The American mountain goat is one of the most elusive and least familiar species of hoofed mammals in North America. Confined to the remote and rugged mountains of the western United States and Canada, these extraordinary mountaineers are seldom seen or encountered, even by those who patiently study them.
“Despite the intrinsic dangers,” he said, “the mountain goat has carved out a niche where competition for food is limited, and wolves, bears, cougars, wolverines, and eagles meet their match as predators. Woven throughout the text are my experiences living in Montana’s Selway-Bitterroot Wilderness Area where my affection for the animal began.”
While living in the mountains with them, Smith was able to observe the animals’ amazing agility up close.
“Once I watched a goat climb to the top of a dizzying pinnacle and stand with all four feet together on a summit measuring only eight inches square,” said Smith. “Then he raised a hind foot, scratched behind an ear, and shook the dust from his white coat, as I looked on in wonder.”
Beyond a natural history primer, “Life on the Rocks” provides a continental perspective of the animal’s history and ongoing conservation challenges across the U.S. and Canadian West’s great mountain ranges. As a charismatic exemplar of out-of-sight, out-of-mind alpine species, the mountain goat illustrates how human enterprise and global warming are changing the rules of the game of survival for a biological community that lives on islands in the sky.
Smith spent most of his 30-year federal career managing wildlife populations on the Wind River Indian Reservation and the National Elk Refuge in Wyoming. His research has produced over 40 technical and popular papers and book chapters focused primarily on large mammal population ecology, diseases, migratory behavior, and predator-prey relationships.
After a combat tour with the US Marines in Vietnam, Bruce earned BS and MS degrees from the University of Montana. His Master’s research focused on winter ecology of mountain goats in Montana’s Selway-Bitterroot Wilderness Area. Halfway through his government career, he investigated population regulation of the Jackson elk herd in Wyoming for his doctoral degree from the University of Wyoming.
After leaving the US Fish and Wildlife Service in 2004, Bruce and his wife Diana moved to southwest Montana where he continues his conservation work and writing.
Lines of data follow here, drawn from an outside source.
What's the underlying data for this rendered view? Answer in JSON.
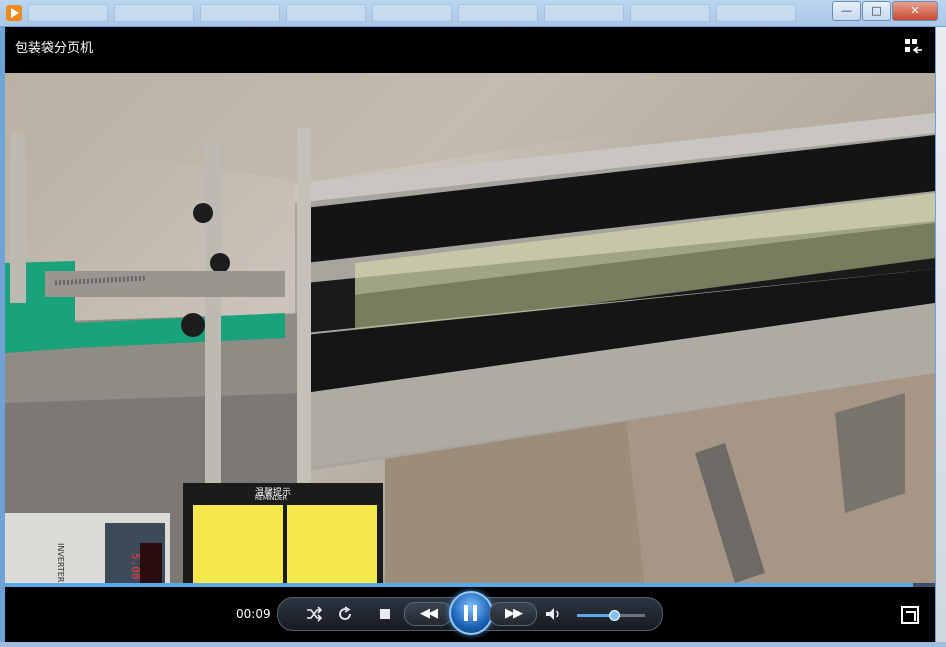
{
  "window": {
    "buttons": {
      "minimize": "—",
      "maximize": "□",
      "close": "✕"
    }
  },
  "player": {
    "title": "包装袋分页机",
    "current_time": "00:09",
    "progress_fraction": 0.976,
    "volume_fraction": 0.55
  },
  "icons": {
    "app": "media-player-icon",
    "layout": "layout-switch-icon",
    "shuffle": "shuffle-icon",
    "repeat": "repeat-icon",
    "stop": "stop-icon",
    "rewind": "rewind-icon",
    "pause": "pause-icon",
    "forward": "fast-forward-icon",
    "volume": "volume-icon",
    "fullscreen": "fullscreen-icon"
  },
  "video_overlay_text": {
    "reminder_title": "温馨提示",
    "reminder_subtitle": "REMINDER",
    "inverter_label": "INVERTER",
    "display_value": "5.00"
  },
  "colors": {
    "accent": "#5aa9ec",
    "belt": "#141414",
    "frame": "#9a9690",
    "green_bracket": "#1aa37a",
    "warning_yellow": "#f4e84a"
  }
}
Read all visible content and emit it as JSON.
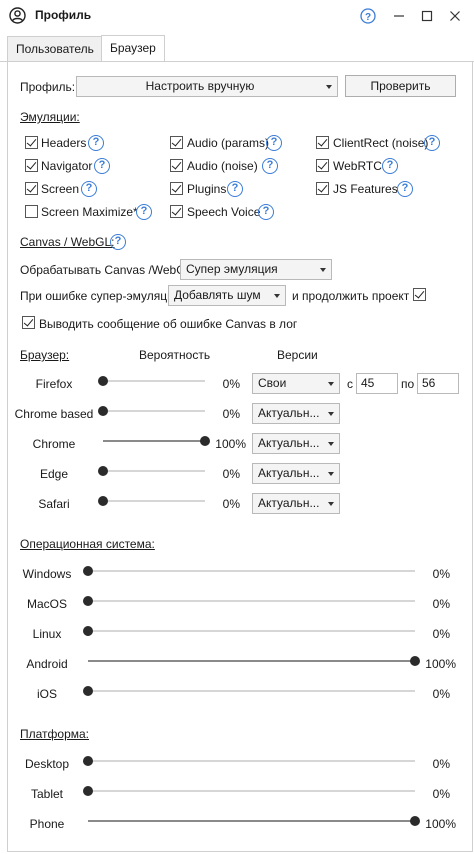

His first book, “Imperfect Pasture” (2004), records changes in the ecology of the National Elk Refuge during its 100-year history. “Wildlife on the Wind” (2010) is based on his four years working with the Eastern Shoshone and Northern Arapaho Indian tribes. At their request, he catalogued the status of the reservation’s diverse wildlife and helped foster a landmark recovery of elk, deer, moose, bighorn sheep, and pronghorn antelope. “Where Elk Roam” (2011) chronicles his 22 years studying and managing Jackson Hole’s famous migratory elk herd.
Smith’s book contains 107 stunning photographs, some of which will be presented in a talk he will give on Saturday, May 7 at 7 p.m. at the Bitterroot River Inn in Hamilton. The presentation is free and open to the public. The event is being sponsored by the Friends of the Bitterroot, Bitterroot Cross Country Ski Club, Defenders of Wildlife, Montana Wildlife Federation, Selway-Bitterrroot Frank Church Foundation, and the U.S. Forest Service, Wilderness Watch.